The Joe’s-Duquesne game (Thursday, 6 p.m., NBC Sports Network) still has the potential to be one of the best games in the tournament. The Dukes, thanks in large part to six double-figure scorers, beat SJU by a point at the Palumbo Center on Jan. 12. Phil Martelli‘s team answered that defeat with a one-point win over Davidson three days later. The Hawks also thumped Saint Louis 91-61 on Feb. 8, bowed to Davidson by just eight in the return trip to Belk Arena on Feb. 15 and dropped 85 on Rhode Island in a one-point loss on March 5.
SJU has conference points leader Charlie Brown leading the way while sidekick Lamarr Kimble has two 31-point nights and has compiled seven straight double-digit games. The Hawks’ defense is not going to win a title, but when their offense is running smoothly, they are dangerous. That could spell trouble for a Duquesne defense that ranked in the bottom four during A-10 play.

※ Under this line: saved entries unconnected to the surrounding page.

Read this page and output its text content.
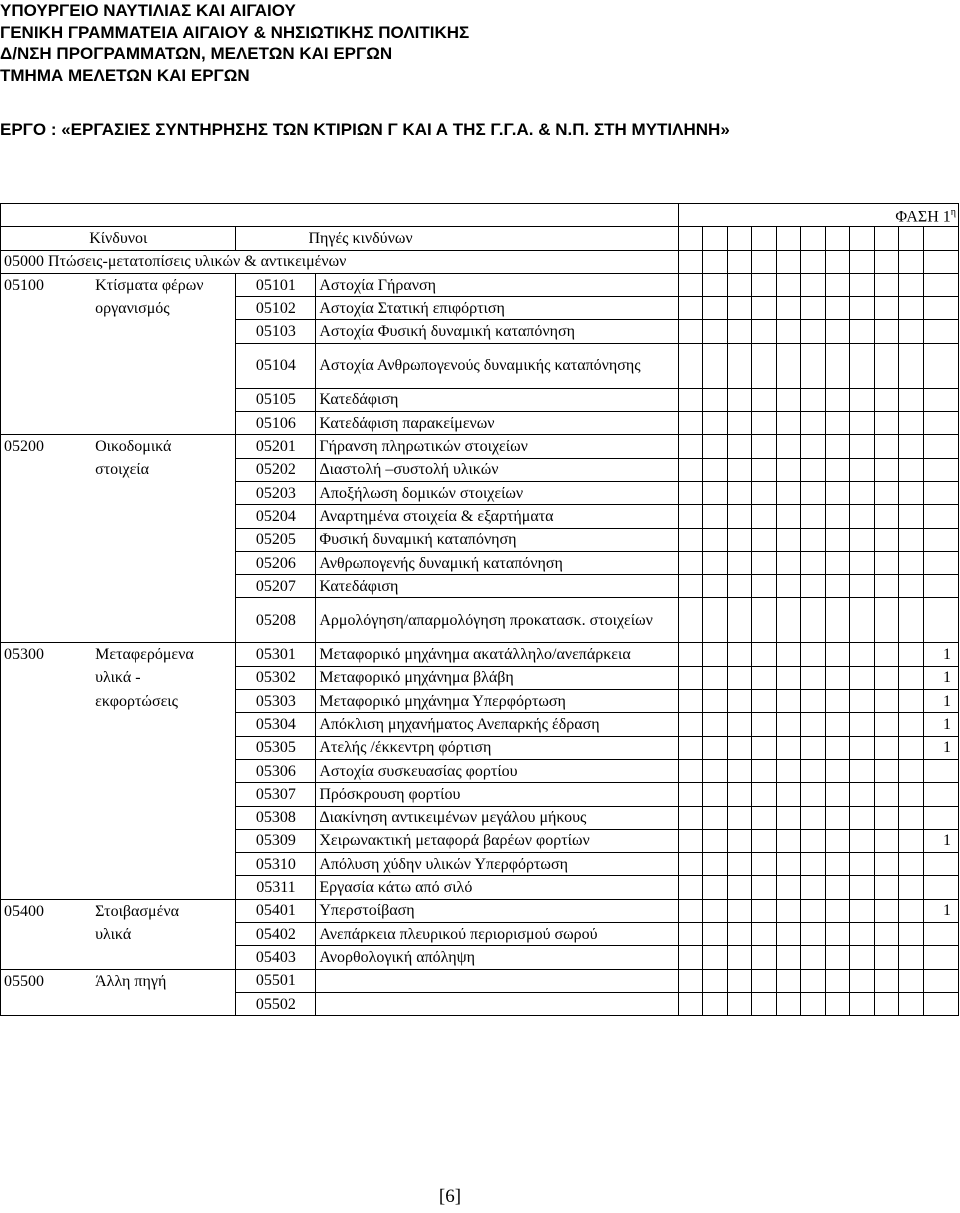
ΥΠΟΥΡΓΕΙΟ ΝΑΥΤΙΛΙΑΣ ΚΑΙ ΑΙΓΑΙΟΥ
ΓΕΝΙΚΗ ΓΡΑΜΜΑΤΕΙΑ ΑΙΓΑΙΟΥ & ΝΗΣΙΩΤΙΚΗΣ ΠΟΛΙΤΙΚΗΣ
Δ/ΝΣΗ ΠΡΟΓΡΑΜΜΑΤΩΝ, ΜΕΛΕΤΩΝ ΚΑΙ ΕΡΓΩΝ
ΤΜΗΜΑ ΜΕΛΕΤΩΝ ΚΑΙ ΕΡΓΩΝ
ΕΡΓΟ : «ΕΡΓΑΣΙΕΣ ΣΥΝΤΗΡΗΣΗΣ ΤΩΝ ΚΤΙΡΙΩΝ Γ ΚΑΙ Α ΤΗΣ Γ.Γ.Α. & Ν.Π. ΣΤΗ ΜΥΤΙΛΗΝΗ»
				ΦΑΣΗ $1^\eta$
Κίνδυνοι		Πηγές κινδύνων												
05000 Πτώσεις-μετατοπίσεις υλικών & αντικειμένων														
05100	Κτίσματα φέρων	05101	Αστοχία Γήρανση											
	οργανισμός	05102	Αστοχία Στατική επιφόρτιση											
		05103	Αστοχία Φυσική δυναμική καταπόνηση											
		05104	Αστοχία Ανθρωπογενούς δυναμικής καταπόνησης											
		05105	Κατεδάφιση											
		05106	Κατεδάφιση παρακείμενων											
05200	Οικοδομικά	05201	Γήρανση πληρωτικών στοιχείων											
	στοιχεία	05202	Διαστολή –συστολή υλικών											
		05203	Αποξήλωση δομικών στοιχείων											
		05204	Αναρτημένα στοιχεία & εξαρτήματα											
		05205	Φυσική δυναμική καταπόνηση											
		05206	Ανθρωπογενής δυναμική καταπόνηση											
		05207	Κατεδάφιση											
		05208	Αρμολόγηση/απαρμολόγηση προκατασκ. στοιχείων											
05300	Μεταφερόμενα	05301	Μεταφορικό μηχάνημα ακατάλληλο/ανεπάρκεια											1
	υλικά -	05302	Μεταφορικό μηχάνημα βλάβη											1
	εκφορτώσεις	05303	Μεταφορικό μηχάνημα Υπερφόρτωση											1
		05304	Απόκλιση μηχανήματος Ανεπαρκής έδραση											1
		05305	Ατελής /έκκεντρη φόρτιση											1
		05306	Αστοχία συσκευασίας φορτίου											
		05307	Πρόσκρουση φορτίου											
		05308	Διακίνηση αντικειμένων μεγάλου μήκους											
		05309	Χειρωνακτική μεταφορά βαρέων φορτίων											1
		05310	Απόλυση χύδην υλικών Υπερφόρτωση											
		05311	Εργασία κάτω από σιλό											
05400	Στοιβασμένα	05401	Υπερστοίβαση											1
	υλικά	05402	Ανεπάρκεια πλευρικού περιορισμού σωρού											
		05403	Ανορθολογική απόληψη											
05500	Άλλη πηγή	05501												
		05502												
[6]
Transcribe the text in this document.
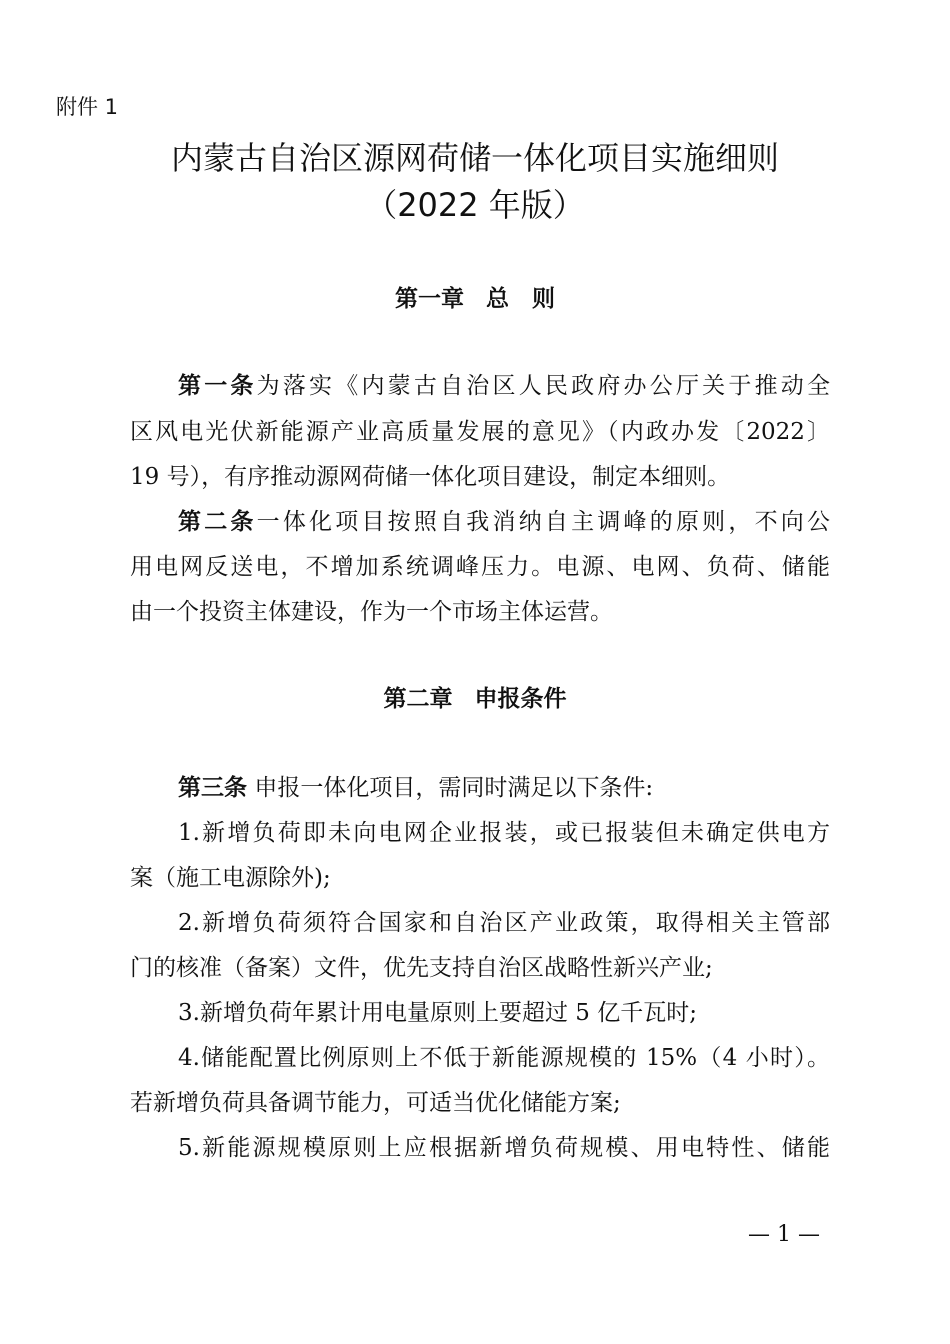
附件 1

内蒙古自治区源网荷储一体化项目实施细则
（2022 年版）
第一章 总　则

第一条为落实《内蒙古自治区人民政府办公厅关于推动全

区风电光伏新能源产业高质量发展的意见》（内政办发〔2022〕

19 号），有序推动源网荷储一体化项目建设，制定本细则。

第二条一体化项目按照自我消纳自主调峰的原则，不向公

用电网反送电，不增加系统调峰压力。电源、电网、负荷、储能

由一个投资主体建设，作为一个市场主体运营。

第二章 申报条件

第三条 申报一体化项目，需同时满足以下条件:

1.新增负荷即未向电网企业报装，或已报装但未确定供电方

案（施工电源除外);

2.新增负荷须符合国家和自治区产业政策，取得相关主管部

门的核准（备案）文件，优先支持自治区战略性新兴产业;

3.新增负荷年累计用电量原则上要超过 5 亿千瓦时;

4.储能配置比例原则上不低于新能源规模的 15%（4 小时）。

若新增负荷具备调节能力，可适当优化储能方案;

5.新能源规模原则上应根据新增负荷规模、用电特性、储能

— 1 —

Prediction?: On paper, the VCU Rams should roll through the bracket with relative ease. But they won’t, because this tournament doesn’t work that way. In Brooklyn, you expect the unexpected. If Rhody doesn’t beat them for the second time this season, either St. Bonaventure, Dayton or Davidson will.
The Bonnies ratcheted up the toughness against Saint Louis and are better equipped to go to war with the Rams than they were a month ago. Dayton got swept in the season series by a combined six points but has lost just once since, in an overtime game. Obi Toppin has averaged almost 18 points in that stretch. The Davidson Wildcats, who haven’t played VCU in two months, have a litany of shooters and the experience of winning a title a year ago.
With a second bid on the line, another team will join VCU in the dance. We’ve seen this movie a couple times too many to Sharpie the Rams through the bracket.